Ho guardato Detassis, che come al solito si raschiava la gola e fumava la pipa:
“Si, voglio venire” gli ho detto.
Dopo cena, io e Detassis siamo stati portati fino a Vallesinella, “campo base” di tutto il Brenta, dalla vecchia campagnola del Celso Burrini, papà di Gino e Bruno, olimpionici di discesa libera a Cortina 1956.
Abbiamo iniziato, a notte già inoltrata, il sentiero verso il rifugio Brentèi, per poi proseguire verso la Vedretta d’Ambièz.
Il primo contatto con la neve e con la roccia ghiacciata è stato bellissimo ed emozionante, ma dopo quasi un’ora di arrampicata la mia emozione è svanita: erano restate solo le mani gelate e doloranti, massacrate dagli appigli rocciosi coperti di ghiaccio.
Non ho detto niente a Bruno, e ho continuato a salire in sofferente silenzio.
Lui sicuramente l’aveva “capito”: la sua freddezza, il suo assoluto tacere, il suo arrampicare tranquillo mi hanno dato più forza di mille possibili frasi di incoraggiamento.
Scavallata la bocca d’Ambièz, siamo arrivati al rifugio Agostini verso le 5 di mattina (3 o 4 pezzi di parmigiano reggiano con 2 bicchieri di birra). Un’ oretta di branda.
Tempo bellissimo con il primo fresco settembrino.
Un po’ di palestra di roccia con me’ fradèl Stefano (che allora era già un giovane istruttore della SUCAI di Roma) e due sgambate nella zona del rifugio.
Nel pomeriggio un saluto a Bruno Detassis che tornava a valle, un saluto alle sue scatarrate, alle sue fatidiche e ritmate raschiate di gola e alla sua pipa.
Prima di cena (polenta e crauti) due o tre canti della montagna.
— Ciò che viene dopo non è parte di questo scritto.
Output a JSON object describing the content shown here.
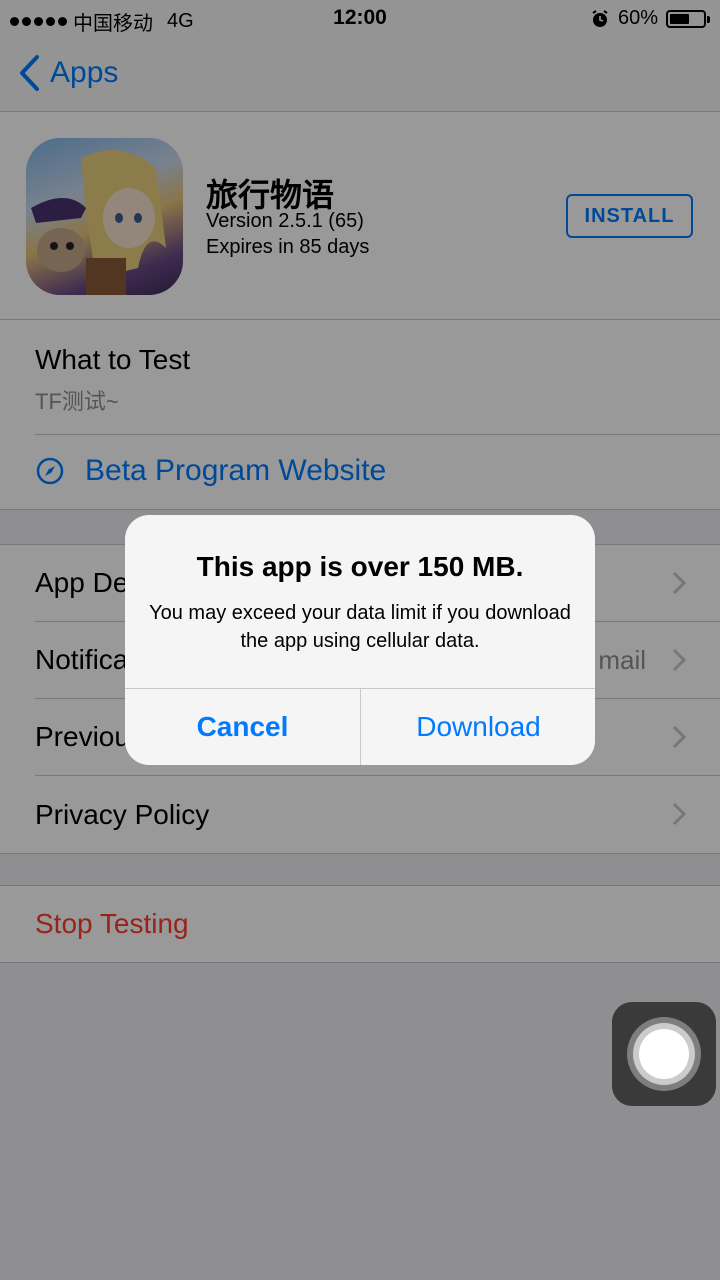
{
  "status_bar": {
    "carrier": "中国移动",
    "network": "4G",
    "time": "12:00",
    "battery": "60%",
    "battery_level": 0.6
  },
  "nav": {
    "back_label": "Apps"
  },
  "app": {
    "name": "旅行物语",
    "version": "Version 2.5.1 (65)",
    "expires": "Expires in 85 days",
    "install_label": "INSTALL"
  },
  "what_to_test": {
    "title": "What to Test",
    "description": "TF测试~",
    "beta_link": "Beta Program Website"
  },
  "menu": {
    "items": [
      {
        "label": "App De"
      },
      {
        "label": "Notifica",
        "detail": "mail"
      },
      {
        "label": "Previou"
      },
      {
        "label": "Privacy Policy"
      }
    ]
  },
  "stop": {
    "label": "Stop Testing"
  },
  "alert": {
    "title": "This app is over 150 MB.",
    "message": "You may exceed your data limit if you download the app using cellular data.",
    "cancel_label": "Cancel",
    "download_label": "Download"
  },
  "colors": {
    "accent": "#007aff",
    "destructive": "#ff3b30"
  }
}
Poi tutti a dormire, in una stessa grande camera con tanti letti: un po’ di chiacchiere a bassa voce, poi pian piano, nel buio, il silenzio…
Per ultima, la voce bassissima di Luciano èccher, che ha sospirato: ”…che bèle fèste òsti.”
***n.d.r
Luciano Eccher: “Chi era costui?”
1954: Il “Ragno dellle Dolomiti” Cesare Maestri e Luciano Eccher erano impegnati sul Campanile Basso, nella via Stenico-Franceschini, un VI grado, il massimo della difficoltà su roccia vera.
Cesare Maestri faceva da “primo”: Eccher, che lo seguiva, impegnato in un difficile traverso, volò, strappando via ben tre chiodi.
Maestri picchiò duro il capo contro la roccia per trattenere il compagno dalla fatale caduta.
Eccher rimase appeso nel vuoto:
“Taia Cesare, taia!”, urlò mentre calava ormai la notte.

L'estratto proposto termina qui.